How will the base now weigh electability against purity?  The presidential politics of 1860 provide an answer, my premise being that the spirit that drives the Republican Party in our times is a re-emergence of the spirit that drove the South in the years leading up to the Civil War.

The re-emergence of those old patterns consists not just of calls for nullification and even secession but also deep attitudes, including antagonism toward compromise and intolerance of deviation from party orthodoxy.

The South’s treatment of Sen. Stephen A. Douglas of Illinois in 1860 gives a preview of how the GOP base is likely to treat Christie in the competition for the 2016 GOP nomination.

Douglas had been a consistent ally of the South and its slaveholding ruling class. He had no objections to slavery. He was as racist as any American of that time.  . . . . But toward the end of the decade, two major overreaches by the South hurt Douglas. The Supreme Court’s Dred Scott decision imperiled Douglas’ political survival in Illinois — in ways that Abraham Lincoln exploited in their famous debates.  And then the Buchanan administration’s embrace of the fraudulent constitution put forward by the pro-slavery faction in Kansas made a mockery of Douglas’s idea of popular sovereignty.

In dealing with these two challenges, Douglas departed from the complete loyalty the Southern Democratic leaders required.  When the Democratic Party nominated Douglas for president in 1860, Southerners bolted the convention and nominated a candidate of their own. 

This split in the Democratic Party created the opportunity for Abraham Lincoln to be elected president of the United States . . . 

How important was purity to the Southerners of that time?  Consider this: Southerners thought the election of Abraham Lincoln so terrible that they responded to it by breaking up the Union. But those same Southerners were not willing — in order to prevent Lincoln’s election — to join forces behind the candidacy of an insufficiently pure Douglas.

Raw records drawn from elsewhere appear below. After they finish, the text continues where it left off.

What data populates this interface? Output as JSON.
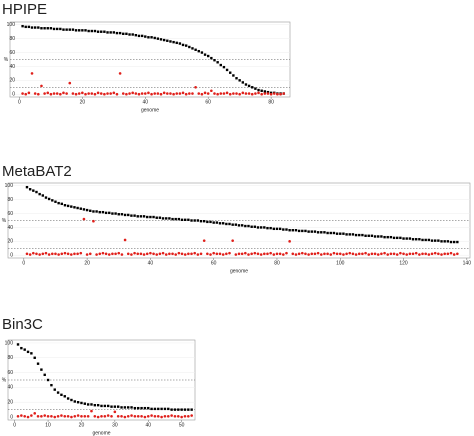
{
  "chart_data": [
    {
      "type": "scatter",
      "title": "HPIPE",
      "x_label": "genome",
      "y_label": "%",
      "xlim": [
        -3,
        86
      ],
      "ylim": [
        -4,
        104
      ],
      "xticks": [
        0,
        20,
        40,
        60,
        80
      ],
      "yticks": [
        0,
        20,
        40,
        60,
        80,
        100
      ],
      "reference_lines": [
        50,
        10
      ],
      "x": [
        1,
        2,
        3,
        4,
        5,
        6,
        7,
        8,
        9,
        10,
        11,
        12,
        13,
        14,
        15,
        16,
        17,
        18,
        19,
        20,
        21,
        22,
        23,
        24,
        25,
        26,
        27,
        28,
        29,
        30,
        31,
        32,
        33,
        34,
        35,
        36,
        37,
        38,
        39,
        40,
        41,
        42,
        43,
        44,
        45,
        46,
        47,
        48,
        49,
        50,
        51,
        52,
        53,
        54,
        55,
        56,
        57,
        58,
        59,
        60,
        61,
        62,
        63,
        64,
        65,
        66,
        67,
        68,
        69,
        70,
        71,
        72,
        73,
        74,
        75,
        76,
        77,
        78,
        79,
        80,
        81,
        82,
        83,
        84
      ],
      "series": [
        {
          "color": "#000000",
          "values": [
            98,
            97,
            97,
            96,
            96,
            96,
            95,
            95,
            95,
            95,
            94,
            94,
            94,
            93,
            93,
            93,
            93,
            92,
            92,
            92,
            92,
            91,
            91,
            91,
            90,
            90,
            90,
            89,
            89,
            89,
            88,
            88,
            87,
            87,
            86,
            86,
            85,
            84,
            84,
            83,
            82,
            82,
            81,
            80,
            79,
            78,
            77,
            76,
            75,
            74,
            73,
            71,
            70,
            68,
            66,
            64,
            62,
            60,
            57,
            55,
            52,
            49,
            46,
            42,
            39,
            35,
            31,
            27,
            23,
            20,
            17,
            14,
            12,
            10,
            8,
            6,
            5,
            4,
            3,
            2,
            2,
            1,
            1,
            1
          ]
        },
        {
          "color": "#e0201b",
          "values": [
            1,
            0,
            2,
            30,
            1,
            0,
            12,
            1,
            2,
            0,
            1,
            1,
            0,
            2,
            1,
            16,
            1,
            0,
            1,
            2,
            0,
            1,
            1,
            0,
            2,
            1,
            0,
            1,
            1,
            2,
            0,
            30,
            1,
            0,
            1,
            2,
            1,
            0,
            1,
            1,
            2,
            0,
            1,
            1,
            0,
            2,
            1,
            1,
            0,
            1,
            1,
            2,
            0,
            1,
            1,
            10,
            1,
            0,
            2,
            1,
            5,
            1,
            0,
            1,
            1,
            2,
            0,
            1,
            1,
            0,
            2,
            1,
            1,
            0,
            1,
            2,
            0,
            1,
            1,
            0,
            1,
            0,
            0,
            1
          ]
        }
      ]
    },
    {
      "type": "scatter",
      "title": "MetaBAT2",
      "x_label": "genome",
      "y_label": "%",
      "xlim": [
        -5,
        141
      ],
      "ylim": [
        -4,
        104
      ],
      "xticks": [
        0,
        20,
        40,
        60,
        80,
        100,
        120,
        140
      ],
      "yticks": [
        0,
        20,
        40,
        60,
        80,
        100
      ],
      "reference_lines": [
        50,
        10
      ],
      "x": [
        1,
        2,
        3,
        4,
        5,
        6,
        7,
        8,
        9,
        10,
        11,
        12,
        13,
        14,
        15,
        16,
        17,
        18,
        19,
        20,
        21,
        22,
        23,
        24,
        25,
        26,
        27,
        28,
        29,
        30,
        31,
        32,
        33,
        34,
        35,
        36,
        37,
        38,
        39,
        40,
        41,
        42,
        43,
        44,
        45,
        46,
        47,
        48,
        49,
        50,
        51,
        52,
        53,
        54,
        55,
        56,
        57,
        58,
        59,
        60,
        61,
        62,
        63,
        64,
        65,
        66,
        67,
        68,
        69,
        70,
        71,
        72,
        73,
        74,
        75,
        76,
        77,
        78,
        79,
        80,
        81,
        82,
        83,
        84,
        85,
        86,
        87,
        88,
        89,
        90,
        91,
        92,
        93,
        94,
        95,
        96,
        97,
        98,
        99,
        100,
        101,
        102,
        103,
        104,
        105,
        106,
        107,
        108,
        109,
        110,
        111,
        112,
        113,
        114,
        115,
        116,
        117,
        118,
        119,
        120,
        121,
        122,
        123,
        124,
        125,
        126,
        127,
        128,
        129,
        130,
        131,
        132,
        133,
        134,
        135,
        136,
        137
      ],
      "series": [
        {
          "color": "#000000",
          "values": [
            98,
            95,
            93,
            91,
            88,
            86,
            83,
            81,
            79,
            77,
            75,
            74,
            72,
            71,
            70,
            69,
            68,
            67,
            66,
            65,
            64,
            63,
            63,
            62,
            62,
            61,
            61,
            60,
            60,
            59,
            59,
            58,
            58,
            57,
            57,
            56,
            56,
            56,
            55,
            55,
            55,
            54,
            54,
            53,
            53,
            53,
            52,
            52,
            52,
            51,
            51,
            51,
            50,
            50,
            50,
            49,
            49,
            48,
            48,
            47,
            47,
            46,
            46,
            45,
            45,
            44,
            44,
            43,
            43,
            42,
            42,
            41,
            41,
            40,
            40,
            40,
            39,
            39,
            38,
            38,
            38,
            37,
            37,
            36,
            36,
            36,
            35,
            35,
            35,
            34,
            34,
            34,
            33,
            33,
            33,
            32,
            32,
            32,
            31,
            31,
            31,
            30,
            30,
            30,
            29,
            29,
            29,
            28,
            28,
            28,
            27,
            27,
            27,
            26,
            26,
            26,
            25,
            25,
            25,
            24,
            24,
            24,
            23,
            23,
            23,
            22,
            22,
            22,
            21,
            21,
            21,
            20,
            20,
            20,
            19,
            19,
            19
          ]
        },
        {
          "color": "#e0201b",
          "values": [
            2,
            1,
            3,
            2,
            1,
            2,
            3,
            1,
            2,
            2,
            1,
            2,
            3,
            2,
            1,
            2,
            2,
            3,
            52,
            1,
            2,
            49,
            1,
            2,
            3,
            2,
            1,
            2,
            2,
            3,
            1,
            22,
            2,
            1,
            3,
            2,
            2,
            1,
            2,
            3,
            2,
            1,
            2,
            3,
            1,
            2,
            2,
            1,
            3,
            2,
            1,
            2,
            2,
            3,
            1,
            2,
            21,
            2,
            1,
            3,
            2,
            2,
            1,
            2,
            3,
            21,
            1,
            2,
            2,
            3,
            1,
            2,
            3,
            2,
            1,
            2,
            2,
            3,
            1,
            2,
            2,
            1,
            3,
            20,
            2,
            1,
            2,
            3,
            2,
            1,
            2,
            2,
            3,
            1,
            2,
            2,
            1,
            3,
            2,
            2,
            1,
            2,
            3,
            2,
            1,
            2,
            2,
            3,
            1,
            2,
            2,
            1,
            2,
            3,
            1,
            2,
            2,
            1,
            3,
            2,
            1,
            2,
            2,
            3,
            1,
            2,
            2,
            1,
            2,
            3,
            2,
            1,
            2,
            2,
            3,
            1,
            2
          ]
        }
      ]
    },
    {
      "type": "scatter",
      "title": "Bin3C",
      "x_label": "genome",
      "y_label": "%",
      "xlim": [
        -2,
        54
      ],
      "ylim": [
        -4,
        104
      ],
      "xticks": [
        0,
        10,
        20,
        30,
        40,
        50
      ],
      "yticks": [
        0,
        20,
        40,
        60,
        80,
        100
      ],
      "reference_lines": [
        50,
        10
      ],
      "x": [
        1,
        2,
        3,
        4,
        5,
        6,
        7,
        8,
        9,
        10,
        11,
        12,
        13,
        14,
        15,
        16,
        17,
        18,
        19,
        20,
        21,
        22,
        23,
        24,
        25,
        26,
        27,
        28,
        29,
        30,
        31,
        32,
        33,
        34,
        35,
        36,
        37,
        38,
        39,
        40,
        41,
        42,
        43,
        44,
        45,
        46,
        47,
        48,
        49,
        50,
        51,
        52,
        53
      ],
      "series": [
        {
          "color": "#000000",
          "values": [
            98,
            93,
            91,
            88,
            86,
            80,
            72,
            64,
            57,
            50,
            43,
            37,
            33,
            30,
            28,
            25,
            23,
            21,
            20,
            19,
            18,
            17,
            17,
            16,
            16,
            15,
            15,
            15,
            14,
            14,
            14,
            13,
            13,
            13,
            13,
            12,
            12,
            12,
            12,
            12,
            11,
            11,
            11,
            11,
            11,
            11,
            10,
            10,
            10,
            10,
            10,
            10,
            10
          ]
        },
        {
          "color": "#e0201b",
          "values": [
            1,
            2,
            1,
            0,
            2,
            5,
            1,
            1,
            2,
            1,
            1,
            0,
            1,
            2,
            1,
            1,
            0,
            1,
            2,
            1,
            1,
            1,
            8,
            1,
            0,
            1,
            1,
            2,
            1,
            7,
            1,
            1,
            0,
            1,
            2,
            1,
            1,
            1,
            0,
            1,
            2,
            1,
            1,
            0,
            1,
            1,
            2,
            1,
            1,
            0,
            1,
            1,
            2
          ]
        }
      ]
    }
  ]
}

If I’m right that this same spirit now dominates the Republican primary electorate, Chris Christie will be rejected just as Stephen Douglas was.  Obedience to the party line, and damn the consequences.
Frankly, the sooner the GOP self-destructs (or, more unlikely, wakes up and throws the Christofascists/Tea Party out of the party), the better off the country will be.  The big question is that of how much damage will be done to America in the interim while the equivalent of rabid dogs control the GOP base.